South Korea tightens control over cryptocurrency transfers: a new phase in the fight against money laundering
The Financial Intelligence Unit under South Korea's Financial Services Commission has proposed an initiative that could fundamentally change the landscape of cryptocurrency transactions in the country. The regulator suggests extending Travel Rule requirements to transfers below the current threshold of 1 million won (approximately $650).
Previously, the 1 million won threshold served as a kind of "safe harbor" for small transactions not subject to strict monitoring. However, the regulator now intends to close this loophole by requiring identification of both parties to a transaction — both the sender and the recipient. This means that even small transfers, such as those for buying coffee or paying for subscriptions, could now be subject to verification.
Additionally, the agency has called for stronger measures against offshore and unregistered crypto platforms. This is a logical step: untraceable fund flows often pass through such services, creating risks for the financial system. The new rules, if adopted, would require South Korean exchanges to block transfers to addresses associated with unlicensed platforms.
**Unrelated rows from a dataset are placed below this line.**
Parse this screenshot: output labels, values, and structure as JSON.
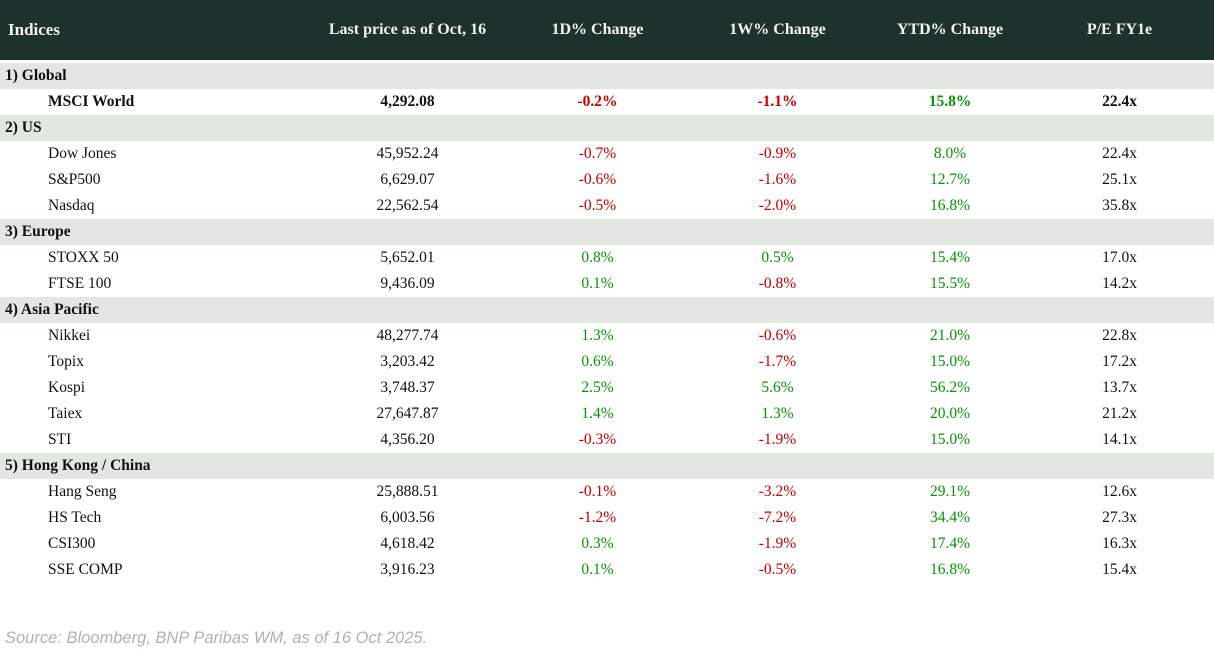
{
  "colors": {
    "header_background": "#1e322d",
    "header_text": "#f3f2ed",
    "section_background": "#e2e7e2",
    "positive": "#079307",
    "negative": "#c40000",
    "body_text": "#111111",
    "source_text": "#a9b3bb"
  },
  "chart_data": {
    "type": "table",
    "title": "Indices",
    "columns": [
      "Indices",
      "Last price as of Oct, 16",
      "1D% Change",
      "1W% Change",
      "YTD% Change",
      "P/E FY1e"
    ],
    "sections": [
      {
        "label": "1) Global",
        "rows": [
          {
            "name": "MSCI World",
            "price": "4,292.08",
            "chg_1d": "-0.2%",
            "chg_1w": "-1.1%",
            "chg_ytd": "15.8%",
            "pe": "22.4x",
            "emphasis": true
          }
        ]
      },
      {
        "label": "2) US",
        "rows": [
          {
            "name": "Dow Jones",
            "price": "45,952.24",
            "chg_1d": "-0.7%",
            "chg_1w": "-0.9%",
            "chg_ytd": "8.0%",
            "pe": "22.4x"
          },
          {
            "name": "S&P500",
            "price": "6,629.07",
            "chg_1d": "-0.6%",
            "chg_1w": "-1.6%",
            "chg_ytd": "12.7%",
            "pe": "25.1x"
          },
          {
            "name": "Nasdaq",
            "price": "22,562.54",
            "chg_1d": "-0.5%",
            "chg_1w": "-2.0%",
            "chg_ytd": "16.8%",
            "pe": "35.8x"
          }
        ]
      },
      {
        "label": "3) Europe",
        "rows": [
          {
            "name": "STOXX 50",
            "price": "5,652.01",
            "chg_1d": "0.8%",
            "chg_1w": "0.5%",
            "chg_ytd": "15.4%",
            "pe": "17.0x"
          },
          {
            "name": "FTSE 100",
            "price": "9,436.09",
            "chg_1d": "0.1%",
            "chg_1w": "-0.8%",
            "chg_ytd": "15.5%",
            "pe": "14.2x"
          }
        ]
      },
      {
        "label": "4) Asia Pacific",
        "rows": [
          {
            "name": "Nikkei",
            "price": "48,277.74",
            "chg_1d": "1.3%",
            "chg_1w": "-0.6%",
            "chg_ytd": "21.0%",
            "pe": "22.8x"
          },
          {
            "name": "Topix",
            "price": "3,203.42",
            "chg_1d": "0.6%",
            "chg_1w": "-1.7%",
            "chg_ytd": "15.0%",
            "pe": "17.2x"
          },
          {
            "name": "Kospi",
            "price": "3,748.37",
            "chg_1d": "2.5%",
            "chg_1w": "5.6%",
            "chg_ytd": "56.2%",
            "pe": "13.7x"
          },
          {
            "name": "Taiex",
            "price": "27,647.87",
            "chg_1d": "1.4%",
            "chg_1w": "1.3%",
            "chg_ytd": "20.0%",
            "pe": "21.2x"
          },
          {
            "name": "STI",
            "price": "4,356.20",
            "chg_1d": "-0.3%",
            "chg_1w": "-1.9%",
            "chg_ytd": "15.0%",
            "pe": "14.1x"
          }
        ]
      },
      {
        "label": "5) Hong Kong / China",
        "rows": [
          {
            "name": "Hang Seng",
            "price": "25,888.51",
            "chg_1d": "-0.1%",
            "chg_1w": "-3.2%",
            "chg_ytd": "29.1%",
            "pe": "12.6x"
          },
          {
            "name": "HS Tech",
            "price": "6,003.56",
            "chg_1d": "-1.2%",
            "chg_1w": "-7.2%",
            "chg_ytd": "34.4%",
            "pe": "27.3x"
          },
          {
            "name": "CSI300",
            "price": "4,618.42",
            "chg_1d": "0.3%",
            "chg_1w": "-1.9%",
            "chg_ytd": "17.4%",
            "pe": "16.3x"
          },
          {
            "name": "SSE COMP",
            "price": "3,916.23",
            "chg_1d": "0.1%",
            "chg_1w": "-0.5%",
            "chg_ytd": "16.8%",
            "pe": "15.4x"
          }
        ]
      }
    ]
  },
  "footer": {
    "source_note": "Source: Bloomberg, BNP Paribas WM, as of 16 Oct 2025."
  }
}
Analytical commentary: This initiative is not merely a bureaucratic procedure but a signal that South Korea is moving from soft regulation to strict control. Lowering the threshold to virtually zero could significantly increase market transparency but will simultaneously create an administrative burden for exchanges. For traders, this means that anonymity in the country is becoming practically impossible — even minimal amounts will now be tied to an individual's identity. In a global context, this places South Korea alongside the strictest jurisdictions, which could both deter bad actors and stimulate capital outflows to more favorable regions.